NYU has posted a video of a recent debate between Richard Epstein and Georgetown's Judy Feder about health care reform. You can watch the video here, and below is a sneak peek of Epstein's position, courtesy of the NYU website:
While agreeing with Feder that the system needed drastic fixes, Epstein differed stridently on what was required. Arguing that “cartel-like restrictions,” mandates, and subsidies in government programs like Medicare had caused healthcare’s woes, Epstein said that the current model of a system like Medicare was not tenable when extended to the broader population: “If all you’re going to try to do is to give everybody the same level of protection that you give to current Medicare recipients, you’ll not be able to finance it with any of the devices that she’s talking about.”
One of the primary problems, Epstein said, was that potential competitors to existing insurance firms lack free entry into local markets, resulting in insurance monopolies.
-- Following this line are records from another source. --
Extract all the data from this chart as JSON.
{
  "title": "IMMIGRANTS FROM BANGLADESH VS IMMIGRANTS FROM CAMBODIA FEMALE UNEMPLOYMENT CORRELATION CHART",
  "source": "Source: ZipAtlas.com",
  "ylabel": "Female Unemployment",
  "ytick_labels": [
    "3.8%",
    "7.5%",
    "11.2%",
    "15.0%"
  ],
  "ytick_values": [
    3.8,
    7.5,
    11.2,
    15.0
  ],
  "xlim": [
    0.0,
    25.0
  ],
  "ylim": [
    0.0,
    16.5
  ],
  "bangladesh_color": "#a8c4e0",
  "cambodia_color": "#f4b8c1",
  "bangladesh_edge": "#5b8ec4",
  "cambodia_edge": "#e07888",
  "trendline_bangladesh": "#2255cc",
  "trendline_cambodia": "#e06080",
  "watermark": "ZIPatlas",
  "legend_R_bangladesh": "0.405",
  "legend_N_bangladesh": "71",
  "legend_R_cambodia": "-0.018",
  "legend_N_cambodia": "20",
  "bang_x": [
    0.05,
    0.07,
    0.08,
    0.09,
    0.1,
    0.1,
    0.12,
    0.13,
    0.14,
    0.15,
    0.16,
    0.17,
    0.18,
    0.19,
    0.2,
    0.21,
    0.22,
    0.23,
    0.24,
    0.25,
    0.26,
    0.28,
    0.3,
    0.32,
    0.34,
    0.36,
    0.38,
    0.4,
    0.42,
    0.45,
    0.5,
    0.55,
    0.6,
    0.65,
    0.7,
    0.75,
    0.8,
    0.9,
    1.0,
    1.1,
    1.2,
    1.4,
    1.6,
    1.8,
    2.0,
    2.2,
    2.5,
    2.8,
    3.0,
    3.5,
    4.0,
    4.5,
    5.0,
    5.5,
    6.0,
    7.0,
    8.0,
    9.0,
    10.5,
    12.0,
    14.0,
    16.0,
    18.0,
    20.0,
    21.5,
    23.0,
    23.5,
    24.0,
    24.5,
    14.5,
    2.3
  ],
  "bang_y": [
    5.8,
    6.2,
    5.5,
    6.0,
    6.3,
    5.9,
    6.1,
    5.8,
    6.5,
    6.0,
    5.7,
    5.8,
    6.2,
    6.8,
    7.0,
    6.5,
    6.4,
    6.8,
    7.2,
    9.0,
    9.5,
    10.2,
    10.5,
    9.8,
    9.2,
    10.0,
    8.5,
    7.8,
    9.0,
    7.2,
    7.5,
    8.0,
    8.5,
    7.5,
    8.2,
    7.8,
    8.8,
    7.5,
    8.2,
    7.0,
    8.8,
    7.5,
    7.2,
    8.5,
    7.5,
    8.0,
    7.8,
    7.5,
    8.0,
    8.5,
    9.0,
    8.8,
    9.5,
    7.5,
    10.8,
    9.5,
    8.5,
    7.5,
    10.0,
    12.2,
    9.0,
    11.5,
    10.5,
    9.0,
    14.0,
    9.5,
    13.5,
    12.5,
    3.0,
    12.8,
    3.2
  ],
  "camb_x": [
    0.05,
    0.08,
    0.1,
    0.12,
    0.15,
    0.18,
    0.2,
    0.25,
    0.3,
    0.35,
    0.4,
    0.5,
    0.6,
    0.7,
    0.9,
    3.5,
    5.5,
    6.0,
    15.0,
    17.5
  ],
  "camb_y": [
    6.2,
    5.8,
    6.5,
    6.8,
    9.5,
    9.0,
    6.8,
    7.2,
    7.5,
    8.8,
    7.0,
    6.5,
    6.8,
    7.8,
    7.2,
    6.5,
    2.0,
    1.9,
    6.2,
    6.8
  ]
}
He argued that Obama should pass legislation to correct a “deeply anticompetitive system,” but predicted that the administration would instead “buy off all the interest groups with corrupt bargains” and introduce taxation and cross-subsidy programs that “will bankrupt the nation.” The public health plan option, Epstein continued, would be run by a “bunch of blithering incompetents.... What you’re watching here is a grotesque concatenation of every bad left-wing liberal policy in the last 40 years, and the time has come to stop it.” Epstein prescribed instead a series of “mid-level rationalizations” involving medical malpractice and price restriction issues, as well as the application of contract law.